An open investigation, the wolf trap seized
“The cat was still there, obviously dead”, Stéphanoise shakes. She calls her son “to help the military take the animal out of the trap’s huge jagged teeth, which they will also grab. Then they put the cat in a garbage bag and took it straight to the Neovet clinic in Perpignan for examination.”, concludes the resident. Without finally stopping there. Despite her fear of possible reprisals from the owner of the trap, Simone turns to the Chats d’Oc association in Saint-Estève. Established in 2003 by founding president Josiane Gineste, the shelter welcomes the displaced resident with open arms. The manager and one of her twenty-five active volunteers, in this case Marie-Noëlle Cancel, listen to the septuagenarian and, in turn, file a complaint with the same brigade. “We are recognized as being in the public interest and of public utility, we fly to the rescue of cats, we currently have thirty-six of them at home and we do not hesitate to condemn any abuse.”, assures Josiane Gineste. Next to M.e Christophe Poloni, the lawyer for Chats d’Oc, she is now closely following the development of the investigation.

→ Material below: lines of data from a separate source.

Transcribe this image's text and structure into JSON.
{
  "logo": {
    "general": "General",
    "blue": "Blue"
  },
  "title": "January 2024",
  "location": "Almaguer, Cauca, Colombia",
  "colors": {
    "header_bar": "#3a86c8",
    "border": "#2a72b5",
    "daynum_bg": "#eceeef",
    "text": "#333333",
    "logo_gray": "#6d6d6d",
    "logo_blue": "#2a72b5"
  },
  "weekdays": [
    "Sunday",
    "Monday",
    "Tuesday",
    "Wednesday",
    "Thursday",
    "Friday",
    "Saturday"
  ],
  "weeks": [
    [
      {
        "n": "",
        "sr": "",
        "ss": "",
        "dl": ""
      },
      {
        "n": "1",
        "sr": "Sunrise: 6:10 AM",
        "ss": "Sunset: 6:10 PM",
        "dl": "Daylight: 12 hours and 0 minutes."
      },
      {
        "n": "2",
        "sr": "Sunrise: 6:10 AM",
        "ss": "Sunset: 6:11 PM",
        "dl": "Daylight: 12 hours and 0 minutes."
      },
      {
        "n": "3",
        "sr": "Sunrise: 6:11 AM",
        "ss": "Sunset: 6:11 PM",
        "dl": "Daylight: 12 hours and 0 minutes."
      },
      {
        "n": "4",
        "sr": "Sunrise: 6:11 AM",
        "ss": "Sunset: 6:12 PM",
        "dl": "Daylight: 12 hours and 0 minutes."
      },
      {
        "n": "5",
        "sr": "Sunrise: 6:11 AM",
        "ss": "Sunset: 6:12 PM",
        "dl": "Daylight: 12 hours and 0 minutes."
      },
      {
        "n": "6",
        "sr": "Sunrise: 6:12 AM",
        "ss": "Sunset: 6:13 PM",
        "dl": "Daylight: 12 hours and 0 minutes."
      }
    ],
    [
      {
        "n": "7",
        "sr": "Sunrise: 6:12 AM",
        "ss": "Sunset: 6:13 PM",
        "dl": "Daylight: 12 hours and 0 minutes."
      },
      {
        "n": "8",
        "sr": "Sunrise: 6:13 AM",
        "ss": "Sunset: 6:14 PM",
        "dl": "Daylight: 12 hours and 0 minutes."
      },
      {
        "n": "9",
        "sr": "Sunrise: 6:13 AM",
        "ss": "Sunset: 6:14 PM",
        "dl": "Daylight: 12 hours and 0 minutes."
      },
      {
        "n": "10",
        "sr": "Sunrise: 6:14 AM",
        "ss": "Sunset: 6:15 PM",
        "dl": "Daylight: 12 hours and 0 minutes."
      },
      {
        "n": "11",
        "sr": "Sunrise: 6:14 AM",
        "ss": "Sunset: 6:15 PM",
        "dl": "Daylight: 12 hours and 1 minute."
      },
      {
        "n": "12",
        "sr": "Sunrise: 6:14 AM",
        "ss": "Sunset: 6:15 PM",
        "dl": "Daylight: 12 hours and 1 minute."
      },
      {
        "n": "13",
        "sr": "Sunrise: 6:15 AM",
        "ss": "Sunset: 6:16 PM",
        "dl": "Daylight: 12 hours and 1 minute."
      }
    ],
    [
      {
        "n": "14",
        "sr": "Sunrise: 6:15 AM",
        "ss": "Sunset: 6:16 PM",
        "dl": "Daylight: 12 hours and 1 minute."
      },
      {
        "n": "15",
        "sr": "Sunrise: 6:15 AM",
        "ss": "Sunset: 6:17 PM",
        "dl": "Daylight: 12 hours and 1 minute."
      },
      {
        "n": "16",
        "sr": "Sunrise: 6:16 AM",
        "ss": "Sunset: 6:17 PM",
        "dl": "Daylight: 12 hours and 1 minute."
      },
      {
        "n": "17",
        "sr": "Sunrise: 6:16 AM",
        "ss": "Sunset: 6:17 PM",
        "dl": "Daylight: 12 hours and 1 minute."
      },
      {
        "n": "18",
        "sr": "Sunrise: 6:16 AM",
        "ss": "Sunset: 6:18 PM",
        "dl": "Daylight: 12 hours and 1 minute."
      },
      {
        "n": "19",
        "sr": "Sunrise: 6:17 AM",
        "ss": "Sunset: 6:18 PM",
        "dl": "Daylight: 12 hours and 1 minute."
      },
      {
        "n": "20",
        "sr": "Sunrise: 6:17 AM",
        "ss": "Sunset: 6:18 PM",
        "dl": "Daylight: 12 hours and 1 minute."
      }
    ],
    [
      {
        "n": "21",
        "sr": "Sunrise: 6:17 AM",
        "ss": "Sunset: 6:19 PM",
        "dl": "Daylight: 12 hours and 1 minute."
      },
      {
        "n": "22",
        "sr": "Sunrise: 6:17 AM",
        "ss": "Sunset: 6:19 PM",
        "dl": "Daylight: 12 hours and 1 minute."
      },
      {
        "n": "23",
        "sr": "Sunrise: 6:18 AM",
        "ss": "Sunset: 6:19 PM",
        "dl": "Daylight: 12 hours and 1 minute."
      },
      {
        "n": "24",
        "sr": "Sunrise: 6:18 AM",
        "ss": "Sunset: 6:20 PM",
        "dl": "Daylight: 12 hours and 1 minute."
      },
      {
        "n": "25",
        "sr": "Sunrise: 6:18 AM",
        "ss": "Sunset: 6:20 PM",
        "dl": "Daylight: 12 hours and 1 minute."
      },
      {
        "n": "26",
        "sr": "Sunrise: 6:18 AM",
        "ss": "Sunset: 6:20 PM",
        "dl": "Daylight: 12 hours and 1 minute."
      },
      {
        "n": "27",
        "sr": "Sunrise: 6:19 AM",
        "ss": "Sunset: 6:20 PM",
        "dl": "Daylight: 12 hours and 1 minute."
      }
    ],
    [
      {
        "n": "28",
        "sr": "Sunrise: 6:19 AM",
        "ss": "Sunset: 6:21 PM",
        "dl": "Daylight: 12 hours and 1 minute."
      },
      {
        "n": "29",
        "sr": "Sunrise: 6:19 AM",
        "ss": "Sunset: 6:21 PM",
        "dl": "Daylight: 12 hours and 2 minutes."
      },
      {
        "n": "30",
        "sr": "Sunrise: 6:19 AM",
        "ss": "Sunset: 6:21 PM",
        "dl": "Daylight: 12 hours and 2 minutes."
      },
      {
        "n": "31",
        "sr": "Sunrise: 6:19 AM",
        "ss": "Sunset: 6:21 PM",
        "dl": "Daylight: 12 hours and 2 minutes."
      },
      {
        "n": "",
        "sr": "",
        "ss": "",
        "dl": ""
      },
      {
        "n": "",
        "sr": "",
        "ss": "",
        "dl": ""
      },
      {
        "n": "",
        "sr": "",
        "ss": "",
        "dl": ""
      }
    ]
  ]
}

Josiane Gineste learns from veterinarian Denis Joubert that the victim cat was not identified. Neither tattooed nor chipped. However, its beautiful Carthusian coat could indicate that it was not a small wandering hairy. But rather about a house plot from the neighborhood, spinning in the sun, who will have crossed on the road this barbaric device, which used to have the purpose of catching the wolves. Prohibited for thirty-eight years, and whose possession, use or sale is punishable by prison terms.
A sentence of 2 years in prison and a fine of €30,000
Wolf traps known as “toothed jaws” are devices banned from use, possession and sale in France since 1984. From that year until 1 January 1995, there was a tolerance for traps with rubber-coated jaws, which has been lifted.

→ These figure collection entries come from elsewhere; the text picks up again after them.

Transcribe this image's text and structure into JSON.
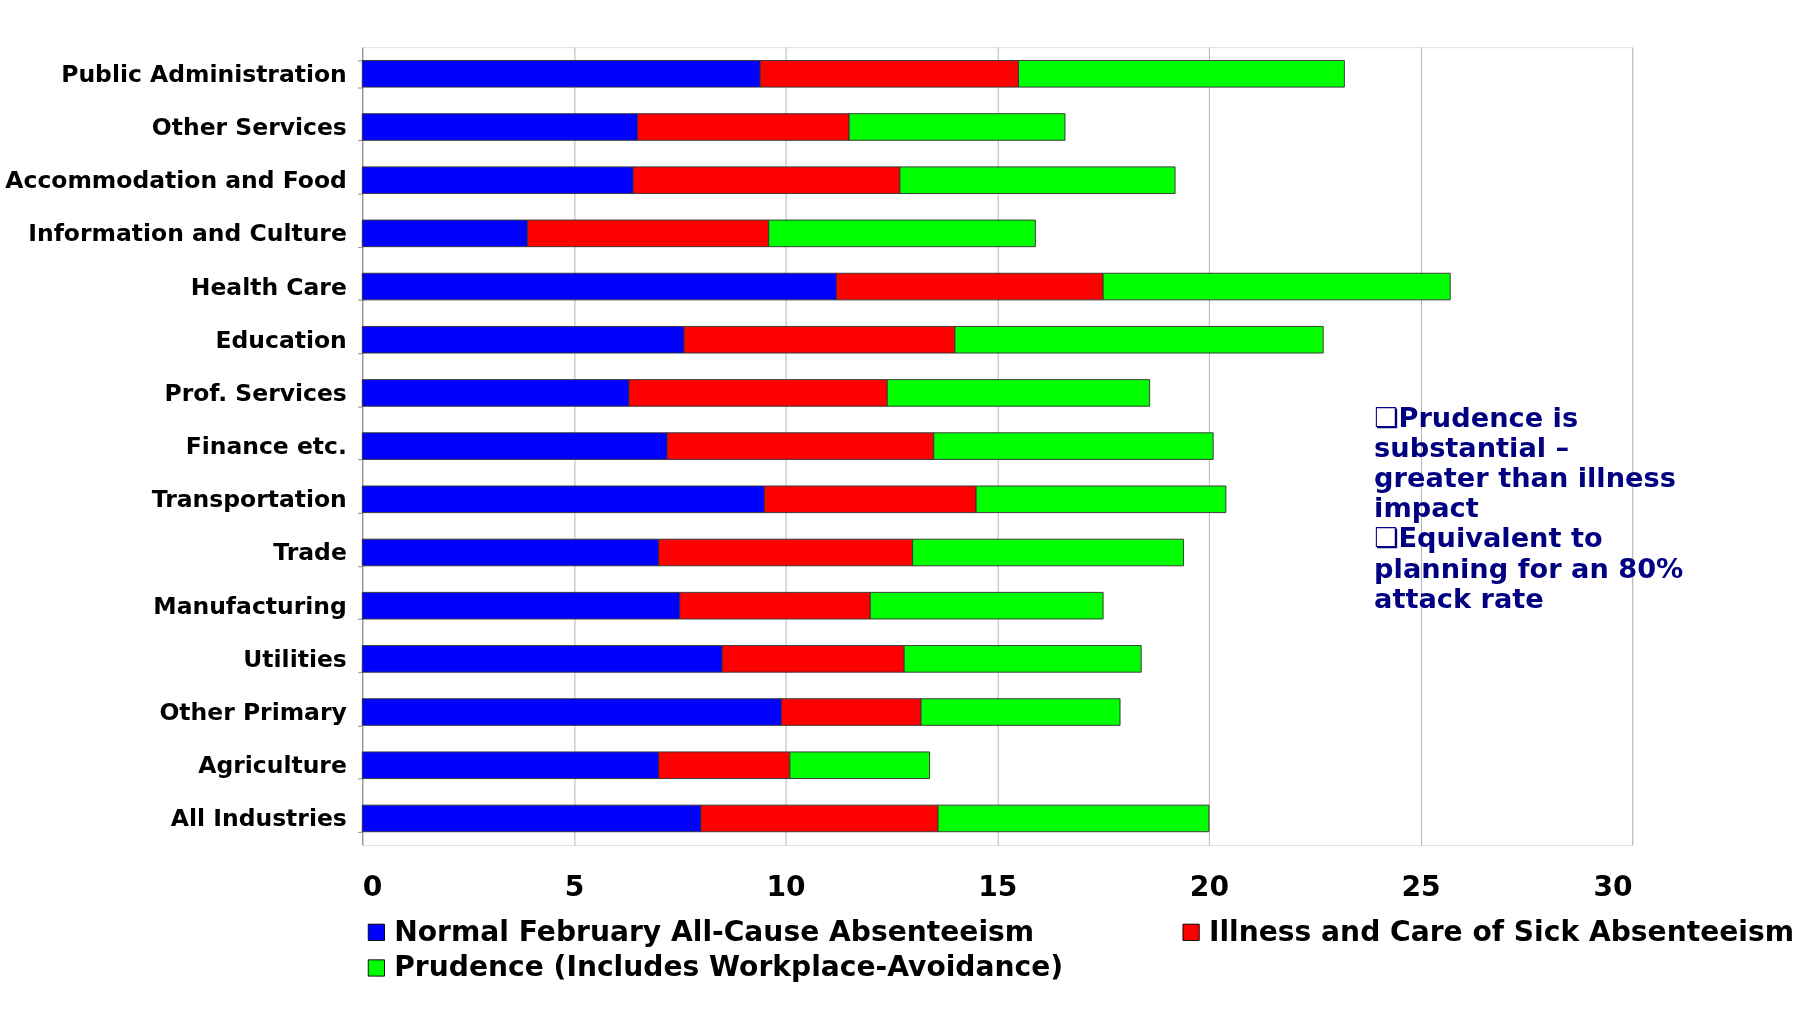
{
  "chart_data": {
    "type": "bar",
    "orientation": "horizontal",
    "stacked": true,
    "categories": [
      "Public Administration",
      "Other Services",
      "Accommodation and Food",
      "Information and Culture",
      "Health Care",
      "Education",
      "Prof. Services",
      "Finance etc.",
      "Transportation",
      "Trade",
      "Manufacturing",
      "Utilities",
      "Other Primary",
      "Agriculture",
      "All Industries"
    ],
    "series": [
      {
        "name": "Normal February All-Cause Absenteeism",
        "color": "#0000ff",
        "values": [
          9.4,
          6.5,
          6.4,
          3.9,
          11.2,
          7.6,
          6.3,
          7.2,
          9.5,
          7.0,
          7.5,
          8.5,
          9.9,
          7.0,
          8.0
        ]
      },
      {
        "name": "Illness and Care of Sick Absenteeism",
        "color": "#ff0000",
        "values": [
          6.1,
          5.0,
          6.3,
          5.7,
          6.3,
          6.4,
          6.1,
          6.3,
          5.0,
          6.0,
          4.5,
          4.3,
          3.3,
          3.1,
          5.6
        ]
      },
      {
        "name": "Prudence (Includes Workplace-Avoidance)",
        "color": "#00ff00",
        "values": [
          7.7,
          5.1,
          6.5,
          6.3,
          8.2,
          8.7,
          6.2,
          6.6,
          5.9,
          6.4,
          5.5,
          5.6,
          4.7,
          3.3,
          6.4
        ]
      }
    ],
    "xlim": [
      0,
      30
    ],
    "xticks": [
      0,
      5,
      10,
      15,
      20,
      25,
      30
    ],
    "grid": "x",
    "legend": "bottom",
    "annotations": [
      "❏Prudence is substantial – greater than illness impact",
      "❏Equivalent to planning for an 80% attack rate"
    ]
  }
}
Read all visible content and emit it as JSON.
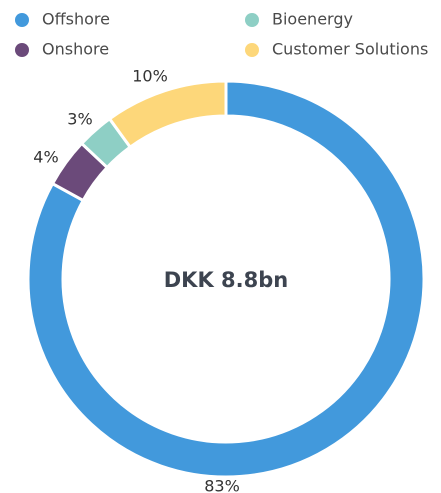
{
  "chart_data": {
    "type": "donut",
    "center_label": "DKK 8.8bn",
    "categories": [
      "Offshore",
      "Onshore",
      "Bioenergy",
      "Customer Solutions"
    ],
    "values": [
      83,
      4,
      3,
      10
    ],
    "value_labels": [
      "83%",
      "4%",
      "3%",
      "10%"
    ],
    "colors": [
      "#4299dc",
      "#6b4a7a",
      "#8ecfc5",
      "#fdd77a"
    ],
    "legend": "top"
  }
}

Since that date, the law requires it “installation of pest traps is subject to a declaration by the holder of the right of destruction or his representative or the trapper responsible for the operation, of a declaration at the town hall of the municipality where the trapping is carried out The declaration at the town hall is prior and at least annually It is valid until June 30 of the current hunting year The traps must be provided with an approval number and must be visited at least every morning, some within two hours Follow the sunrise.
Otherwise, Article 521-1 of the Criminal Code contains penalties for illegal trappers. “The act of seriously ill-treating (…) or committing a cruel act against a domestic animal, domesticated or kept in captivity, is punishable by up to two years in prison and a fine of 30,000 euros.”